You can simply begin with these practical tips:
- Eat organic where possible. This one may be obvious to you, but I still want to mention it. It’s important to reduce your exposure to pesticides and insecticides. Organic foods are also found to be more nutritious than their conventional counterparts and have higher antioxidant levels (3). Fully switching to organic foods may be expensive. And that’s where The Environmental Working Group’s Clean Fifteen and Dirty Dozen overviews can give you guidance. The Clean Fifteen overview lists 15 foods which are generally okay to eat non-organic. As they’re typically less sprayed or have thicker skins that you won’t eat. The Dirty Dozen overview on the other hand lists 12 foods you should always eat organic.
- Switch to healthier beauty and skincare products. As I mentioned earlier our skin is a major entry point to our bodies. So be mindful of the products and ingredients you put on it. Look up the products that you use or single ingredients in The Environmental Working Group’s extensive database. And see how they are rated on toxicity. You can also see what health concerns are related to specific ingredients. See if you can make better choices going forward. I tend to opt for products with a 1 rating. Alternatively, if you’re feeling adventurous, you can make some beauty and skincare products yourself. This website for instance shows you how you can easily make face cleansers, face oils, creams, hair masks, toothpaste and more that work beautifully. They usually only require a couple of ingredients. An advantage is that they’re commonly much more economical than your store-brought products. With higher-quality ingredients.
- Bring more plants into your home. Plants naturally detoxify the air. Research for instance shows that plants can clean the air of formaldehyde and benzene. Good choices are bamboo palms, rubber plants, English ivies, Boston fern, spider plants, aloe vera, Gerbera daisies, chrysanthemums, tulips, and philodendrons. Be careful though if you have small children and/or pets around. Some of these plants may be poisonous to them.
- Filter your water. It’s best to use filtered water for all drinking and preferably also cooking purposes. Choose a filter that removes fluoride, chlorine, and other contaminants. I use a Berkey filter, but there are many other good ones. Also, to avoid toxic chloride fumes (as well as the awful smell) from warm showers, I recommend to use a shower filter. Shower filters are fairly easily installed and relatively inexpensive.

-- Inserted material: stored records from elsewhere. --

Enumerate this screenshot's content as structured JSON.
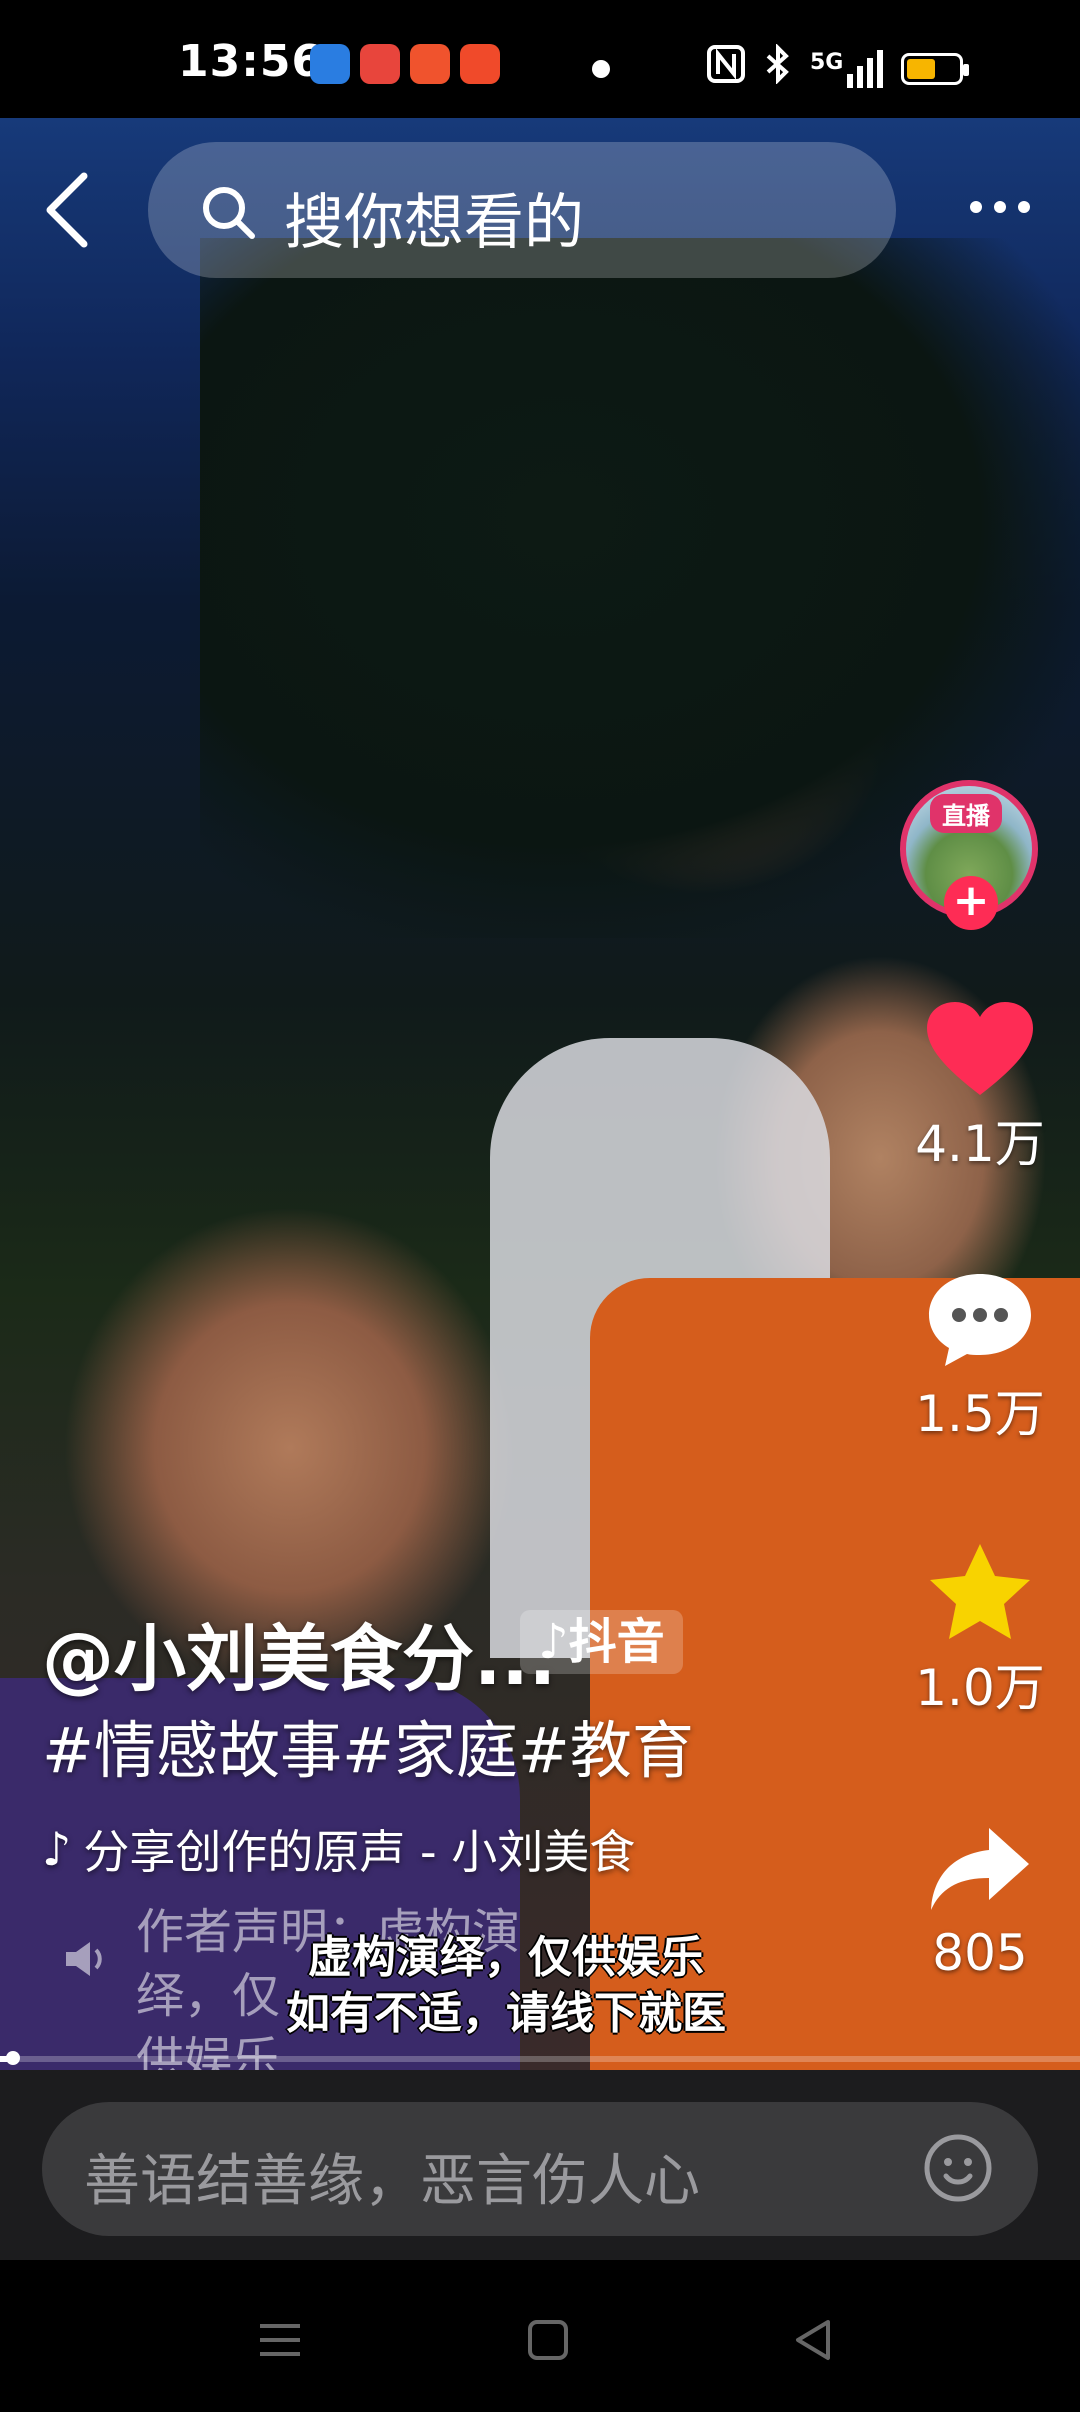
{
  "status_bar": {
    "time": "13:56",
    "network": "5G",
    "battery_level": 0.55,
    "battery_color": "#f7b500"
  },
  "top_bar": {
    "search_placeholder": "搜你想看的"
  },
  "side_rail": {
    "live_badge": "直播",
    "follow_symbol": "+",
    "likes": "4.1万",
    "comments": "1.5万",
    "favorites": "1.0万",
    "shares": "805",
    "like_color": "#fe2c55",
    "favorite_color": "#f8d300"
  },
  "video_info": {
    "author": "@小刘美食分...",
    "platform_tag": "抖音",
    "hashtags": "#情感故事#家庭#教育",
    "music": "分享创作的原声 - 小刘美食",
    "declaration_line1": "作者声明：虚构演绎，仅",
    "declaration_line2": "供娱乐",
    "subtitle_line1": "虚构演绎，仅供娱乐",
    "subtitle_line2": "如有不适，请线下就医",
    "progress": 0.01
  },
  "comment_bar": {
    "placeholder": "善语结善缘，恶言伤人心"
  },
  "nav_bar": {
    "items": [
      "menu-icon",
      "home-square-icon",
      "back-triangle-icon"
    ]
  }
}
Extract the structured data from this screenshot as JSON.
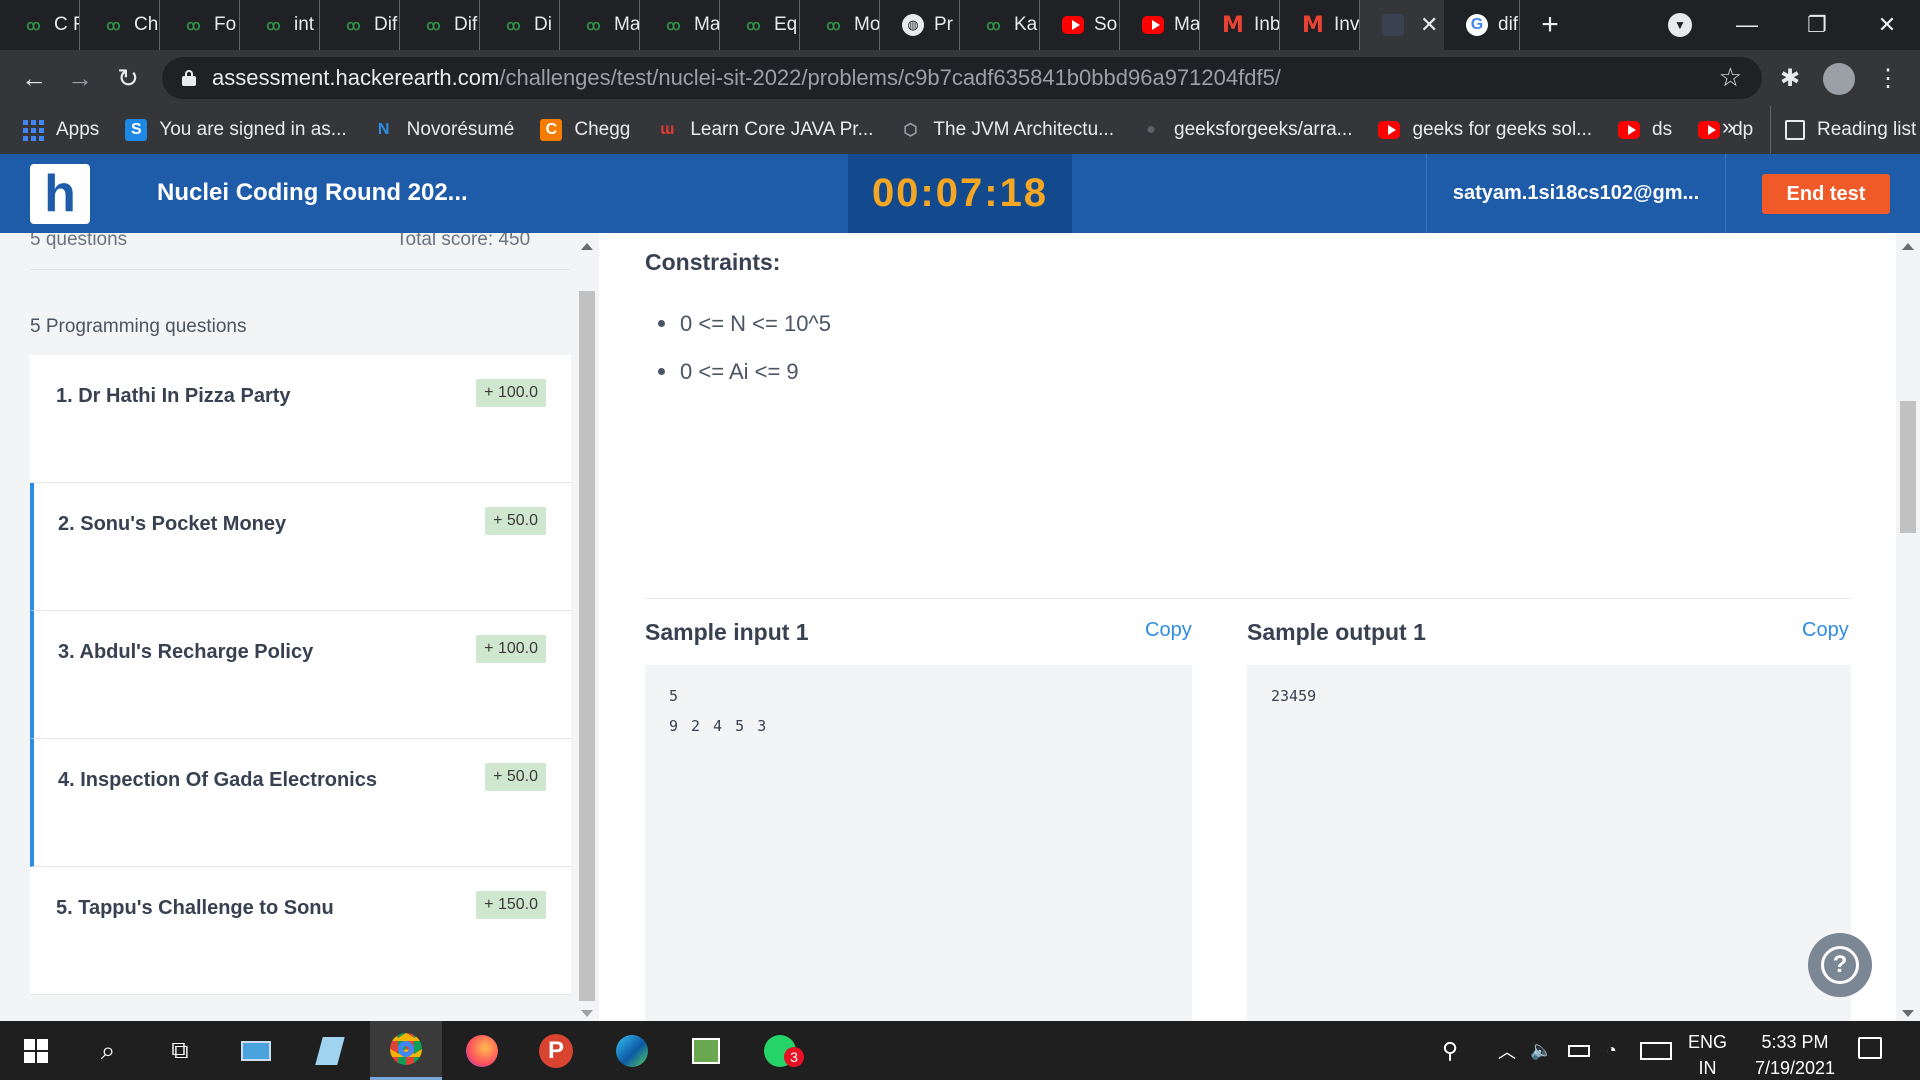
{
  "browser": {
    "tabs": [
      {
        "icon": "gfg-icon",
        "label": "C F"
      },
      {
        "icon": "gfg-icon",
        "label": "Ch"
      },
      {
        "icon": "gfg-icon",
        "label": "Fo"
      },
      {
        "icon": "gfg-icon",
        "label": "int"
      },
      {
        "icon": "gfg-icon",
        "label": "Dif"
      },
      {
        "icon": "gfg-icon",
        "label": "Dif"
      },
      {
        "icon": "gfg-icon",
        "label": "Di"
      },
      {
        "icon": "gfg-icon",
        "label": "Ma"
      },
      {
        "icon": "gfg-icon",
        "label": "Ma"
      },
      {
        "icon": "gfg-icon",
        "label": "Eq"
      },
      {
        "icon": "gfg-icon",
        "label": "Mo"
      },
      {
        "icon": "globe-icon",
        "label": "Pr"
      },
      {
        "icon": "gfg-icon",
        "label": "Ka"
      },
      {
        "icon": "youtube-icon",
        "label": "So"
      },
      {
        "icon": "youtube-icon",
        "label": "Ma"
      },
      {
        "icon": "gmail-icon",
        "label": "Inb"
      },
      {
        "icon": "gmail-icon",
        "label": "Inv"
      }
    ],
    "active_tab_close": "✕",
    "google_tab_label": "dif",
    "new_tab": "+",
    "url_host": "assessment.hackerearth.com",
    "url_path": "/challenges/test/nuclei-sit-2022/problems/c9b7cadf635841b0bbd96a971204fdf5/",
    "bookmarks": [
      {
        "icon": "apps-icon",
        "label": "Apps"
      },
      {
        "icon": "s-icon",
        "label": "You are signed in as..."
      },
      {
        "icon": "novoresume-icon",
        "label": "Novorésumé"
      },
      {
        "icon": "chegg-icon",
        "label": "Chegg"
      },
      {
        "icon": "learn-icon",
        "label": "Learn Core JAVA Pr..."
      },
      {
        "icon": "jvm-icon",
        "label": "The JVM Architectu..."
      },
      {
        "icon": "github-icon",
        "label": "geeksforgeeks/arra..."
      },
      {
        "icon": "youtube-icon",
        "label": "geeks for geeks sol..."
      },
      {
        "icon": "youtube-icon",
        "label": "ds"
      },
      {
        "icon": "youtube-icon",
        "label": "dp"
      }
    ],
    "bookmarks_more": "»",
    "reading_list": "Reading list"
  },
  "header": {
    "logo_letter": "h",
    "title": "Nuclei Coding Round 202...",
    "timer": "00:07:18",
    "email": "satyam.1si18cs102@gm...",
    "end_test": "End test"
  },
  "sidebar": {
    "question_count": "5 questions",
    "total_score": "Total score: 450",
    "section_label": "5 Programming questions",
    "questions": [
      {
        "title": "1.  Dr Hathi In Pizza Party",
        "score": "+ 100.0",
        "visited": false
      },
      {
        "title": "2.  Sonu's Pocket Money",
        "score": "+ 50.0",
        "visited": true
      },
      {
        "title": "3.  Abdul's Recharge Policy",
        "score": "+ 100.0",
        "visited": true
      },
      {
        "title": "4.  Inspection Of Gada Electronics",
        "score": "+ 50.0",
        "visited": true
      },
      {
        "title": "5.  Tappu's Challenge to Sonu",
        "score": "+ 150.0",
        "visited": false
      }
    ]
  },
  "problem": {
    "constraints_heading": "Constraints:",
    "constraints": [
      "0 <= N <= 10^5",
      "0 <= Ai <= 9"
    ],
    "sample_input_heading": "Sample input 1",
    "sample_output_heading": "Sample output 1",
    "copy_label": "Copy",
    "sample_input_lines": [
      "5",
      "9 2 4 5 3"
    ],
    "sample_output_lines": [
      "23459"
    ],
    "help_label": "?"
  },
  "taskbar": {
    "whatsapp_badge": "3",
    "lang_top": "ENG",
    "lang_bottom": "IN",
    "time": "5:33 PM",
    "date": "7/19/2021"
  }
}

- Avoid canned foods. The linings of these cans often contain bisphenol A (BPA). This is a famous endocrine disrupting chemical, which can get into the food. The only canned food I still purchase is coconut milk. Except for the coconut milk I (sometimes) make at home, I haven’t found good coconut milk (organic with no chemical additives) in anything but a can. Although the brand I purchase specifically mentions that their cans don’t contain BPA, I’m not sure what they’ve used instead. And if that’s any better.
- Freshen your indoor air. Stop using air fresheners. They’re hiding certain smells by releasing chemicals including phthalates into the air. Instead, ventilate your home. Indoor air is commonly a lot more toxic than outdoor air. This is due to gases or particles that are released from things in our homes such as furniture, electronics, household goods, and clothes. Also, change your air-conditioning and heating filters every 3-6 months and get the ducts cleaned annually. Consider installing HEPA air filters. Especially in rooms where you spend most of your time, typically the bedroom.
- Leave your shoes at the door. This will help keep certain toxins as well as bacteria out. Most commonly, a chemical found in asphalt, herbicides, and insecticides. But also many bad bacteria. Just think of all the places you go (public restrooms).
There you have it. 7 tips to reduce your toxic load.
You don’t need to throw away and replace all your questionable items today. I recommend to take it one step at a time. For instance, every time you run out of an item like your shampoo, simply upgrade to a healthier alternative. And go from there.
Remember, a little progress each day adds up to big results.